SDQ-Institutsseminar
Das SDQ-Institutsseminar ist eine ständige Lehrveranstaltung, die den Zweck hat, über aktuelle Forschungsarbeiten in den zu Software Design and Quality (SDQ) gehörigen Forschungsgruppen innerhalb von KASTEL – Institut für Informationssicherheit und Verlässlichkeit zu informieren. Insbesondere soll Studierenden die Gelegenheit gegeben werden, über ihre Bachelor- und Masterarbeiten vor einem größeren Auditorium zu berichten. Schwerpunkte liegen dabei auf der Problemstellung, den Lösungsansätzen und den erzielten Ergebnissen. Das Seminar steht aber allen Studierenden und Mitarbeitenden des KIT sowie sonstigen Interessierten offen.
Das Seminar findet auf Wunsch hybrid mit online zugeschalteten Teilnehmenden statt. Bitte dies den Betreuenden rechtzeitig mitteilen, damit diese die notwendigen Geräte aufbauen können.
| Ort | Gebäude 50.34, Seminarraum 010 oder online, siehe Beschreibung | |
|---|---|---|
| Zeit | jeweils freitags, 14:00–15:30 Uhr |
Die Vorträge müssen den folgenden zeitlichen Rahmen einhalten (siehe auch SDQ-Wiki):
- Masterarbeit: 30 Minuten Redezeit + 15 Minuten Diskussion
- Bachelorarbeit: 20 Minuten Redezeit + 10 Minuten Diskussion
Weitere Informationen
Nächste Vorträge
Termine in Kalender importieren: iCal (Download)
Freitag, 13. März 2026, 11:30 Uhr
iCal (Download)
Ort: Raum 010 (Gebäude 50.34)
Webkonferenz: https://sdq.kastel.kit.edu/institutsseminar/Microsoft_Teams
| Vortragende(r) | Philipp Meyer |
|---|---|
| Vortragstyp | Bachelorarbeit |
| Betreuer(in) | Raziyeh Dehghani |
| Vortragssprache | Englisch |
| Vortragsmodus | in Präsenz |
| Kurzfassung | The development of Cyber-Physical Systems (CPS) is characterized by a high degree of complexity and requires continuous optimization throughout the entire development process.

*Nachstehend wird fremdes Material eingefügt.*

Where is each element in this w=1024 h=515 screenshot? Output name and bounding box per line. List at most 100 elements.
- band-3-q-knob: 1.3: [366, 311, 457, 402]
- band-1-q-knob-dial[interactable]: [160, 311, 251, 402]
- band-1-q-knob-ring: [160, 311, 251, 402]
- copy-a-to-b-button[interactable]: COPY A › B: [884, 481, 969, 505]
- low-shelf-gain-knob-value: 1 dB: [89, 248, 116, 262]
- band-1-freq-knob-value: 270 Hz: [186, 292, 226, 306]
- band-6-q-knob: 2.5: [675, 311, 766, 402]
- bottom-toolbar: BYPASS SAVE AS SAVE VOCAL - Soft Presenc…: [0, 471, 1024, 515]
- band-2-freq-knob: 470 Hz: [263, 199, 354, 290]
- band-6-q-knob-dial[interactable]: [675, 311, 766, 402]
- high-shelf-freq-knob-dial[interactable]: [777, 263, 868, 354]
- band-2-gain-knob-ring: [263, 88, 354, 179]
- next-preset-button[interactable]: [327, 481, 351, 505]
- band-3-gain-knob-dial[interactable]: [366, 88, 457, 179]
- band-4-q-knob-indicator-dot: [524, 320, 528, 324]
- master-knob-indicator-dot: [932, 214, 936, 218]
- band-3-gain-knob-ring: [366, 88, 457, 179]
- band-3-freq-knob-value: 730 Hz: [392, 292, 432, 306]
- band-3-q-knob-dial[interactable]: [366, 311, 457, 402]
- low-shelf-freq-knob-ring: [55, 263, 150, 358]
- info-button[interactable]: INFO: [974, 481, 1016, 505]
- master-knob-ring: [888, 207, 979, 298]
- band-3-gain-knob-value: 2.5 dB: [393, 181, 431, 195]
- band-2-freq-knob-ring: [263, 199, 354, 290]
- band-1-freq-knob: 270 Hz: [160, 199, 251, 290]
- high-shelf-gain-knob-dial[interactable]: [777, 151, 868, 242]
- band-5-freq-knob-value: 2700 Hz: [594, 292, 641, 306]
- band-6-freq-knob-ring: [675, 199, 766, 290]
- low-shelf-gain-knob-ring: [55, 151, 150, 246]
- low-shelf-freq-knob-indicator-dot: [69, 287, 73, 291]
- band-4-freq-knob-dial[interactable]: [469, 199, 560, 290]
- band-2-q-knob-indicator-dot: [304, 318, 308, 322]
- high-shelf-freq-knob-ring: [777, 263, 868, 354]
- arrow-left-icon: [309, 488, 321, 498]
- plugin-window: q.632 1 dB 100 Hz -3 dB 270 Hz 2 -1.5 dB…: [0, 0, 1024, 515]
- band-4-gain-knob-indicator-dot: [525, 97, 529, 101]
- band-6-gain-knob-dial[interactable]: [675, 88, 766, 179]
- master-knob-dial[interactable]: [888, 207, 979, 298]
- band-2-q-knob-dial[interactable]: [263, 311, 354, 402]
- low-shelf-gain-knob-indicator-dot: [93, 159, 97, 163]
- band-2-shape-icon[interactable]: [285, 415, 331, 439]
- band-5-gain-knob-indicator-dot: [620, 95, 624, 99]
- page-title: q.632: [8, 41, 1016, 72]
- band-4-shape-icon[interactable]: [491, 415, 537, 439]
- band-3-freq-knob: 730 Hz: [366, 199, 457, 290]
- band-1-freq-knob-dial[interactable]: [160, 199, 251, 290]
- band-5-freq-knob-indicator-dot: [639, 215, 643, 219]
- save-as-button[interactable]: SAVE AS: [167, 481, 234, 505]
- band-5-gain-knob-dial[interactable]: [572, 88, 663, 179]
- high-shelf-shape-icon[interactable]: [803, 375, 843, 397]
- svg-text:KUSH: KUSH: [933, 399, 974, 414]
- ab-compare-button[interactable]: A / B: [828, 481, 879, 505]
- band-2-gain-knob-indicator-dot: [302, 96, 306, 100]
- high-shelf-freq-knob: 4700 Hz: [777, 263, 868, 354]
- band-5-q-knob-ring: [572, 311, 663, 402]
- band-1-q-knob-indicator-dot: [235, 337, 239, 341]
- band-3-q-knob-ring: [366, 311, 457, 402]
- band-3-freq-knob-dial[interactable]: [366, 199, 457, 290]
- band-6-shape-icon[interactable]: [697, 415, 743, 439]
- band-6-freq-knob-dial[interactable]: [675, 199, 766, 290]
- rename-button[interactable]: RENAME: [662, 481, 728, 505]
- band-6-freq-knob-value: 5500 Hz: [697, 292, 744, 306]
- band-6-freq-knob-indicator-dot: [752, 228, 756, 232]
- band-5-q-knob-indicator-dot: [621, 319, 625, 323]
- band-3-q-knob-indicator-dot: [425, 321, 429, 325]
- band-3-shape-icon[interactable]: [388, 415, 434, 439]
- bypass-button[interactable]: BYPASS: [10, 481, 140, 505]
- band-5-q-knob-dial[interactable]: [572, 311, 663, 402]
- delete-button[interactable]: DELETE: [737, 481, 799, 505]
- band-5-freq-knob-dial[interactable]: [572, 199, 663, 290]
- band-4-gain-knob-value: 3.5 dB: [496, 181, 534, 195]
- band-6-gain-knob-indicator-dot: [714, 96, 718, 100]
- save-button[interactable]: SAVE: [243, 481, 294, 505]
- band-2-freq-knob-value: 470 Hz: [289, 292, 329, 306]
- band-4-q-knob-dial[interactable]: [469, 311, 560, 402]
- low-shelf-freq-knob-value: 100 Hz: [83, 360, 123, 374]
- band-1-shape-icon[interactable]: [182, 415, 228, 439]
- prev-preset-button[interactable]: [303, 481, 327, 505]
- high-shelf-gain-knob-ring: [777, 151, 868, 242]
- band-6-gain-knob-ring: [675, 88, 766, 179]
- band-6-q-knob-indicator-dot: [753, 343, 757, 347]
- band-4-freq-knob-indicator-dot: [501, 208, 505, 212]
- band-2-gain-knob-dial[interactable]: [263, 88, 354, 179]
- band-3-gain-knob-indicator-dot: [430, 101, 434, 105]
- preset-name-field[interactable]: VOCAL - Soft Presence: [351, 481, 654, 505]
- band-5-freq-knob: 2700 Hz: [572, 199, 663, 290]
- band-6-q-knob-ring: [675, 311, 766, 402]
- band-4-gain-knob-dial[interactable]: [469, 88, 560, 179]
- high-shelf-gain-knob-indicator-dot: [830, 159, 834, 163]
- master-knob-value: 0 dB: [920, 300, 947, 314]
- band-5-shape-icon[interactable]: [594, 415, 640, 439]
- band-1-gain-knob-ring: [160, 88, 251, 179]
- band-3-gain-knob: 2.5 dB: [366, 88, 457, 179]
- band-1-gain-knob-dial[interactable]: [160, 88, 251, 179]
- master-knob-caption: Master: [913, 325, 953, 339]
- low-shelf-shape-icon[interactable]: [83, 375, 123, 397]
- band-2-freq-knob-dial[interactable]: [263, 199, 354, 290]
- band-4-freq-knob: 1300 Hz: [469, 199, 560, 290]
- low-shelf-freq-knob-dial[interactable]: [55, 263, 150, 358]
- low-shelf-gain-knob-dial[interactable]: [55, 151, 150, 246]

The feedback cycles of the MODA framework are ideal for systematically controlling these adjustments. However, their effective use requires that descriptive models can be derived from runtime data. Established approaches to model derivation, however, were primarily designed for other domains and applications. Against this background, this work develops an automated pipeline to extract descriptive models from raw data and systematically evaluates the suitability of various modeling approaches for the domain of cyber-physical systems. A central element of the solution approach is the integration of the analysis results into a standardized metamodel based on the Structured Metrics Metamodel in order to give the raw data a semantic structure and ensure interoperability for downstream MDD tools. To objectively evaluate the results, a dedicated evaluation framework was developed that compares the various approaches using quantitative metrics and qualitative expert feedback. The evaluation confirms that the automated derivation of statistical parameters, segmentations, and discrete system states delivers robust results. In contrast, limitations were identified in the generation of complex process models using process mining, as the conversion of continuous physical signals into discrete logic remains a challenge. Overall, the work demonstrates as a proof of concept how the gap between collected runtime data and formal models can be closed, thus providing a technological basis for MODA feedback cycles in CPS development. |
| Vortragende(r) | Thomas Heinen |
|---|---|
| Vortragstyp | Masterarbeit |
| Betreuer(in) | Lars König |
| Vortragssprache | Deutsch |
| Vortragsmodus | in Präsenz |
| Kurzfassung | Modellgetriebene Entwicklung erlaubt es, Abstraktionen zu erstellen, und macht damit komplexe Domänenlogik beherrschbar. Textuelle Sprachen bieten Softwareentwicklern eine intuitive Möglichkeit, Modelle zu beschreiben und in ihren Workflow zu integrieren: Der bevorzugte Texteditor kann regulär weiterverwendet werden, und durch vertraute Versionskontrollsysteme wie Git kann wie gewohnt mit anderen Entwicklern zusammengearbeitet werden. Generische textuelle Sprachen sind häufig nicht ausdrucksstark genug und somit nur schwer verwendbar für Menschen. Für jedes verwendete Metamodell eine eigene domänenspezifische Sprache (DSL) zu erstellen, behebt dieses Problem zwar, erfordert jedoch einen erheblichen Aufwand. In dieser Arbeit präsentieren wir einen Ansatz, der es Sprachdesignern und Metamodell-Experten erlaubt, eine gegebene generische textuelle Sprache um metamodellspezifische Sprachkonstrukte zu erweitern. Diese Konstrukte machen die Sprache deutlich verständlicher für Entwickler, ähnlich wie eine DSL, benötigen aber einen deutlich geringeren Wartungsaufwand. Wir testen unseren Ansatz mithilfe einer von Vector Informatik entwickelten DSL. Unsere Evaluierung zeigt, dass unser Ansatz mächtig genug ist, um alle metamodellspezifischen Sprachkonstrukte aus der besagten DSL abzubilden. |
Freitag, 13. März 2026, 14:00 Uhr
iCal (Download)
Ort: Raum 010 (Gebäude 50.34)
| Vortragende(r) | Jonas Bruer |
|---|---|
| Vortragstyp | Bachelorarbeit |
| Betreuer(in) | Maximilian Hummel |
| Vortragssprache | Deutsch |
| Vortragsmodus | in Präsenz |
| Kurzfassung | Bridging MQTT-based IoT communication with Apache Kafka enables scalable data streaming but introduces additional processing stages that may become performance bottlenecks. Existing benchmarks mainly evaluate MQTT brokers in isolation or rely on black-box end-to-end measurements, offering limited insight into internal pipeline behavior.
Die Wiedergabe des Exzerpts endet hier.